Sarah n’avait pas tort. Susanne Sonneur aurait pu concevoir des doutes au sujet des qualités morales de son mari. De sa loyauté finalement. Mais a-t-on jamais envie, dans la vie, de se constituer des doutes ? Les doutes, à la première occasion, on préfère les dissiper, voir le bon côté des choses, se persuader d’avoir été trompé par des impressions fallacieuses. On aime se dire que tout va bien, que son mari est formidable. Qu’il vous protège de vos démons morbides.
Puiser dans la vie d’une femme pour en faire une fiction
Dans son dernier ouvrage, Éric Reinhardt revisite le schéma narratif qui a fait le succès de son roman « L’amour et les forêts » (2014). Une fois de plus, l’auteur nous plonge dans l’univers des jeux de miroir par une mise en abyme envoûtante. C’est ainsi qu’il tisse une nouvelle histoire d’un écrivain invité à puiser dans la vie d’une femme pour en faire une fiction.
Au commencement, en rémission d’un cancer, Sarah se découvre soudainement prisonnière d’une existence bourgeoise dépourvue d’émotions.

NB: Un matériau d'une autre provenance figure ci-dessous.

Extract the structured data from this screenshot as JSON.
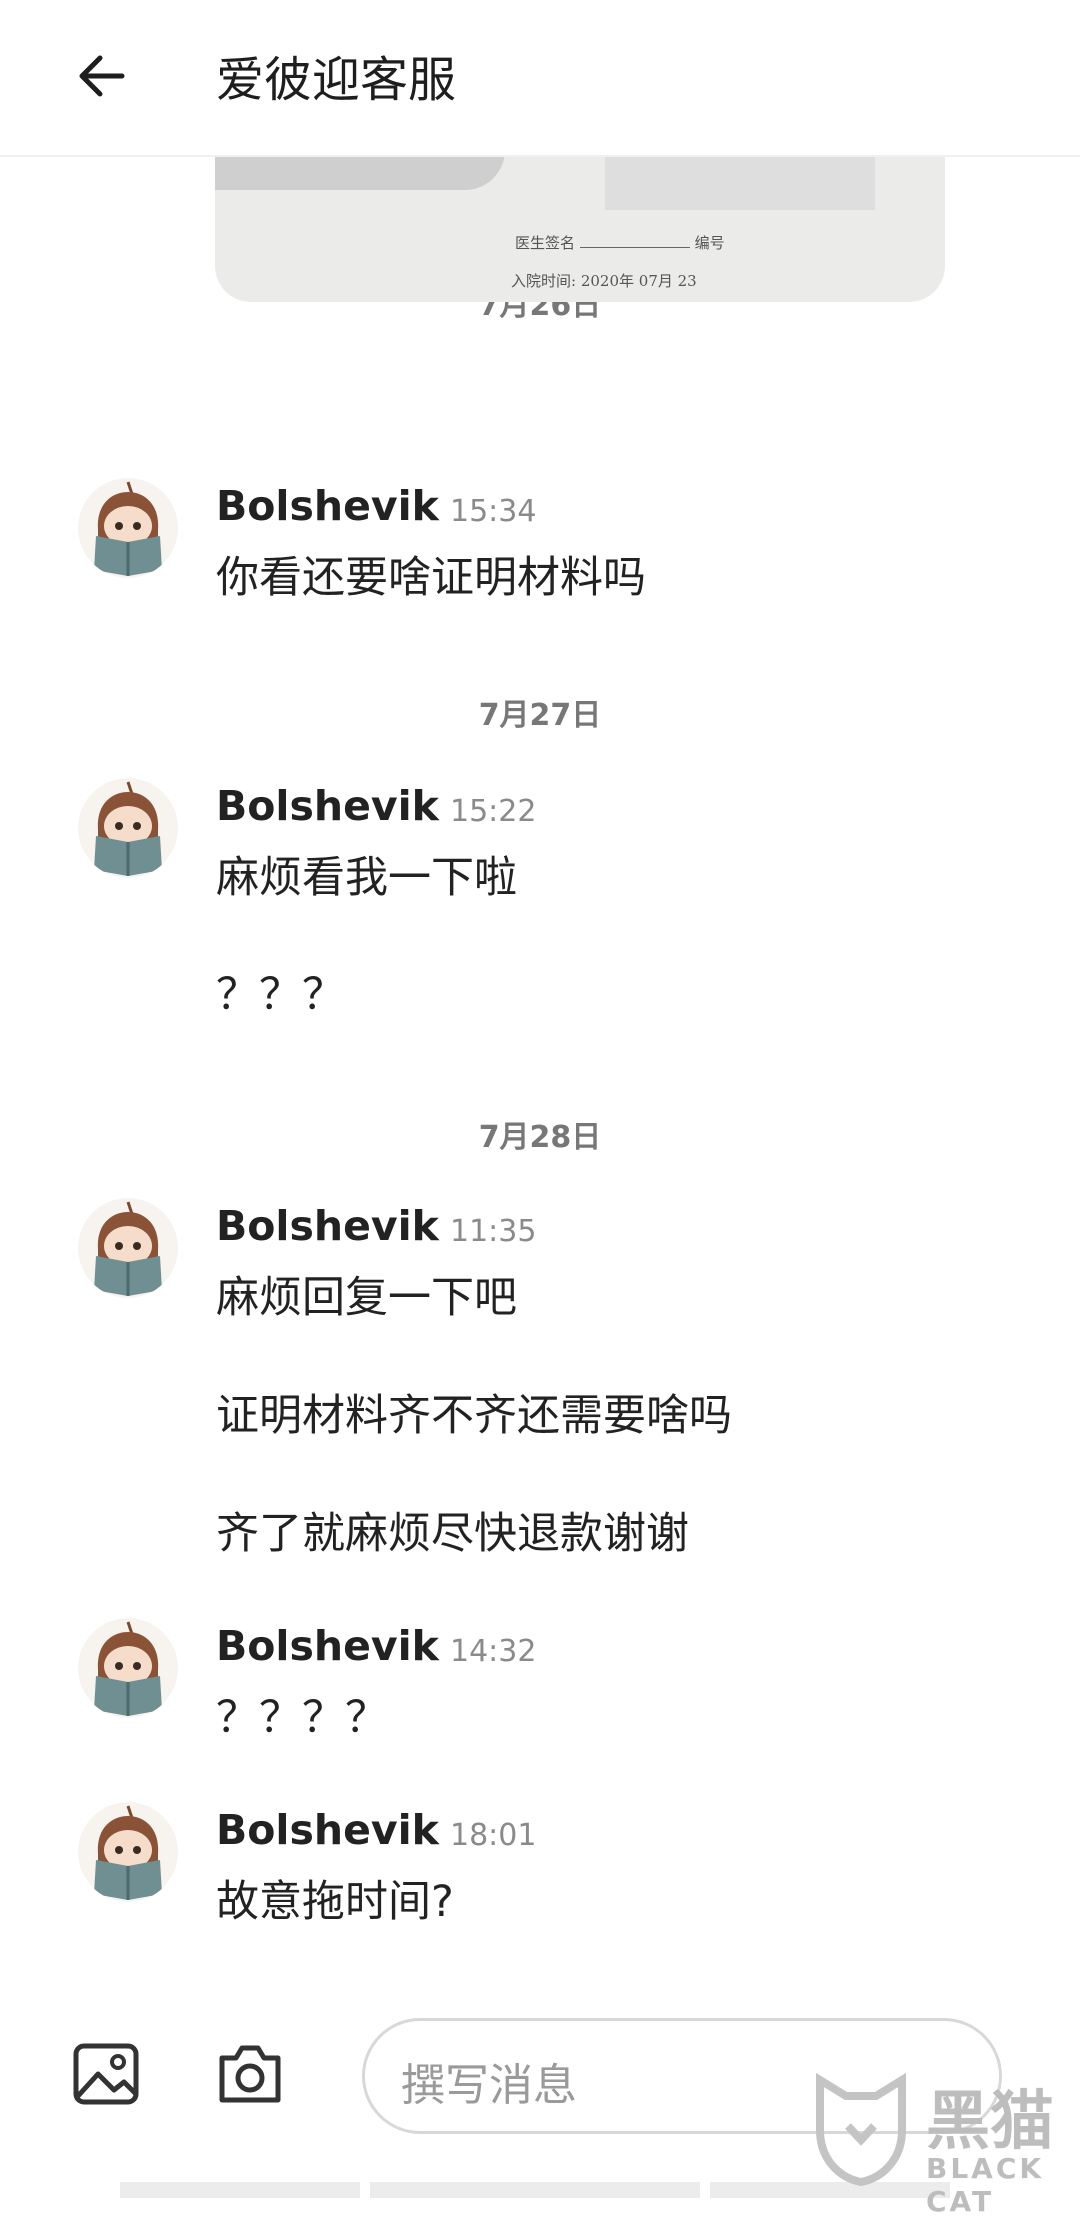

Premièrement, mariée depuis vingt ans, elle se heurte à un époux distant, enfermé dans son bureau. Deuxièmement, la révélation que celui-ci détient l’essentiel de leurs biens provoque un électrochoc. Enfin, décidant de s’éloigner quelques semaines, Sarah se retrouve plongée dans un tourbillon de brutalité. Ce qui la conduit au seuil de la folie.
L’auteur maintient une longueur d’avance sur le lecteur
Sous la plume de l’écrivain, les confidences poignantes de Sarah donnent vie à Susanne. Elle est une création fusionnant les reflets de Sarah et les projections de l’auteur. Le récit progresse en un ballet incessant entre réel, symbolique et imaginaire. L’écrivain invite Sarah à peaufiner avec lui ce second personnage, faisant référence à son propre vécu. Réalité et distorsions s’entremêlent, plongeant Sarah dans l’ombre de sa propre vie.

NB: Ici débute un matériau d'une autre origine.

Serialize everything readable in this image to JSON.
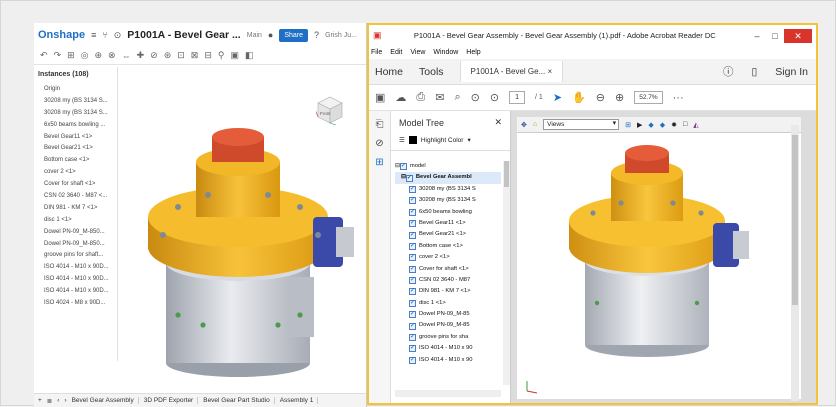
{
  "onshape": {
    "logo": "Onshape",
    "title": "P1001A - Bevel Gear ...",
    "branch": "Main",
    "share_label": "Share",
    "user": "Grish Ju...",
    "instances_title": "Instances (108)",
    "instances": [
      "Origin",
      "30208 my (BS 3134 S...",
      "30208 my (BS 3134 S...",
      "6x50 beams bowling ...",
      "Bevel Gear11 <1>",
      "Bevel Gear21 <1>",
      "Bottom case <1>",
      "cover 2 <1>",
      "Cover for shaft <1>",
      "CSN 02 3640 - M87 <...",
      "DIN 981 - KM 7 <1>",
      "disc 1 <1>",
      "Dowel PN-09_M-850...",
      "Dowel PN-09_M-850...",
      "groove pins for shaft...",
      "ISO 4014 - M10 x 90D...",
      "ISO 4014 - M10 x 90D...",
      "ISO 4014 - M10 x 90D...",
      "ISO 4024 - M8 x 90D..."
    ],
    "tabs": [
      "Bevel Gear Assembly",
      "3D PDF Exporter",
      "Bevel Gear Part Studio",
      "Assembly 1"
    ],
    "cube_label": "Front"
  },
  "acrobat": {
    "window_title": "P1001A - Bevel Gear Assembly - Bevel Gear Assembly (1).pdf - Adobe Acrobat Reader DC",
    "menu": [
      "File",
      "Edit",
      "View",
      "Window",
      "Help"
    ],
    "home_tab": "Home",
    "tools_tab": "Tools",
    "doc_tab": "P1001A - Bevel Ge...",
    "sign_in": "Sign In",
    "page_current": "1",
    "page_total": "/ 1",
    "zoom": "52.7%",
    "panel_title": "Model Tree",
    "highlight_label": "Highlight Color",
    "views_label": "Views",
    "tree_root": "model",
    "tree_items": [
      "Bevel Gear Assembl",
      "30208 my (BS 3134 S",
      "30208 my (BS 3134 S",
      "6x50 beams bowling",
      "Bevel Gear11 <1>",
      "Bevel Gear21 <1>",
      "Bottom case <1>",
      "cover 2 <1>",
      "Cover for shaft <1>",
      "CSN 02 3640 - M87",
      "DIN 981 - KM 7 <1>",
      "disc 1 <1>",
      "Dowel PN-09_M-85",
      "Dowel PN-09_M-85",
      "groove pins for sha",
      "ISO 4014 - M10 x 90",
      "ISO 4014 - M10 x 90"
    ]
  },
  "colors": {
    "onshape_blue": "#1f6fc5",
    "gear_yellow": "#f0b31c",
    "gear_red": "#d94a2a",
    "case_gray": "#c9ccd3",
    "acrobat_border": "#f5c338",
    "close_red": "#d9342b"
  }
}
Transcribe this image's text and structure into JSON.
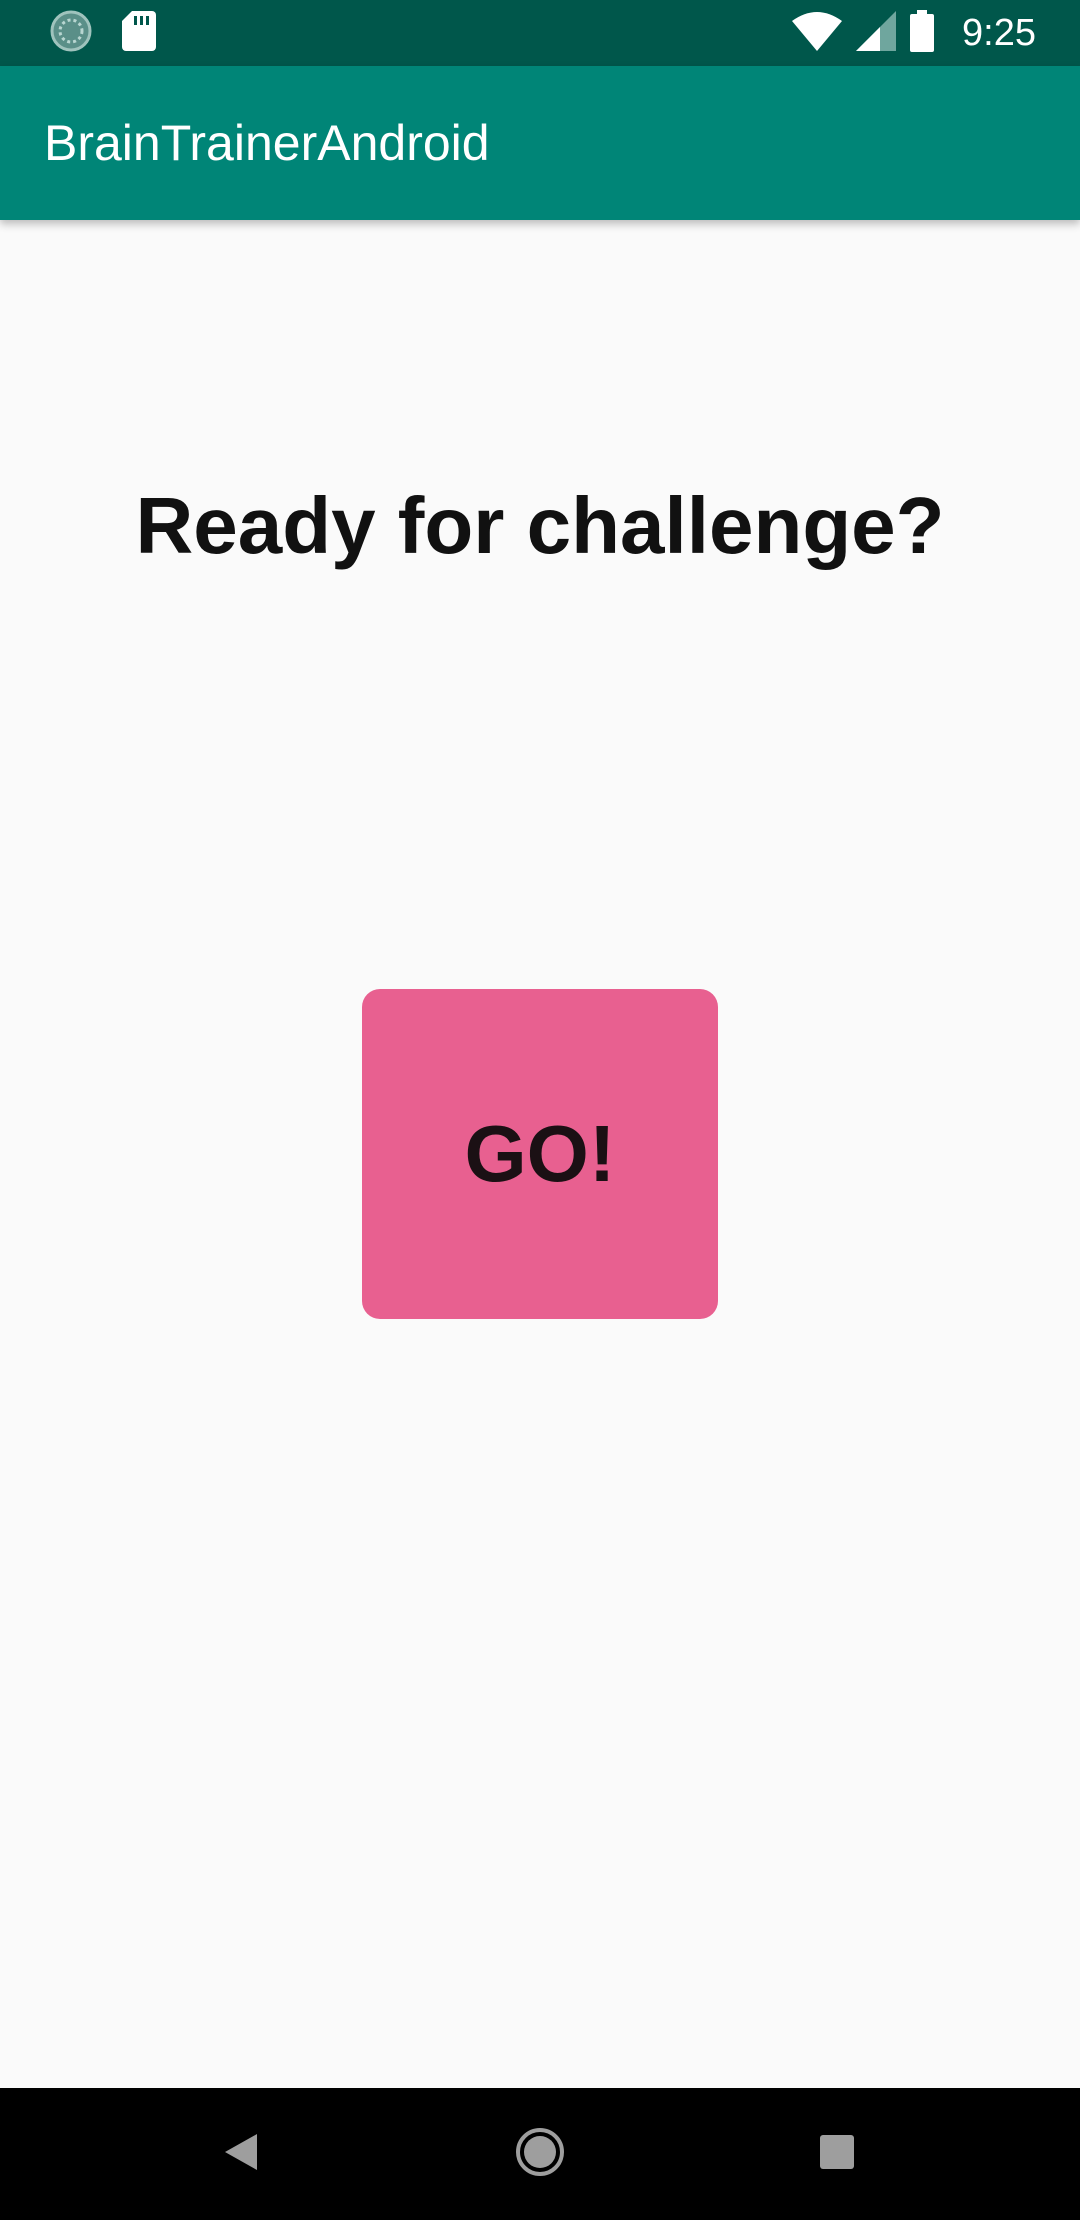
{
  "status_bar": {
    "time": "9:25",
    "left_icons": [
      "sync-icon",
      "sd-card-icon"
    ],
    "right_icons": [
      "wifi-icon",
      "signal-icon",
      "battery-icon"
    ],
    "background": "#00574b"
  },
  "app_bar": {
    "title": "BrainTrainerAndroid",
    "background": "#008577"
  },
  "main": {
    "headline": "Ready for challenge?",
    "go_button_label": "GO!",
    "go_button_color": "#e86090"
  },
  "nav_bar": {
    "buttons": [
      "back-icon",
      "home-icon",
      "recents-icon"
    ]
  }
}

Alors que Sarah partage son histoire, Susanne la vit à sa manière. En même temps l’écrivain y ajoute des éléments de sa propre vie. En conséquence, la narration s’accélère. Les fils se fondent en un seul, celui de l’acte créatif, mystérieux dans sa source. L’auteur maintient une longueur d’avance sur le lecteur. En effet, Reinhardt conçoit un dénouement inattendu qui défie les réalités patriarcales les plus méprisables.

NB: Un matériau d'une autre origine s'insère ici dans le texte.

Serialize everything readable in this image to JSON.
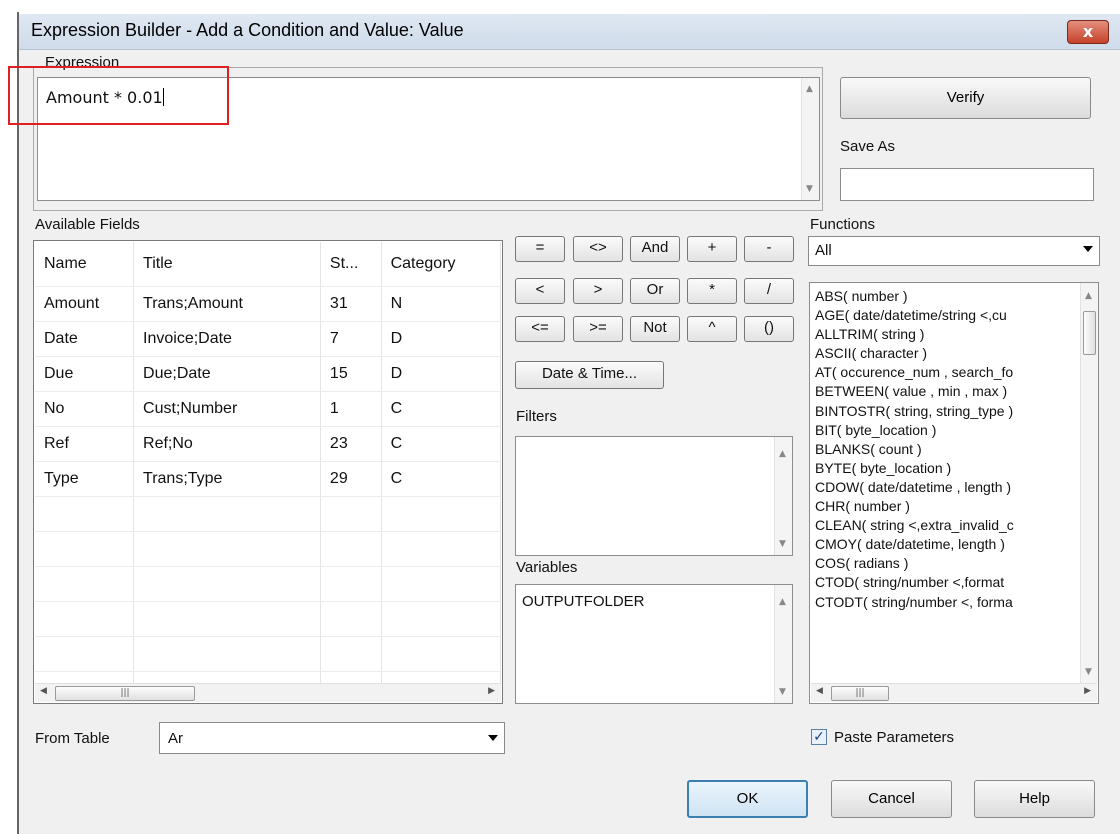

Ce livre à la construction vertigineuse offre une voix à une femme qui refuse d’abandonner ses idéaux face à l’indifférence égoïste de son mari. Il emporte le lecteur, avec une originalité captivante, au cœur du processus créatif. Émotionnellement et intellectuellement absorbant, il séduit et émeut. En somme, il laisse une empreinte indélébile. « Sarah, Susanne et l’écrivain » est une œuvre qui transcende les frontières de la fiction pour toucher l’essence même de l’art et de la résilience.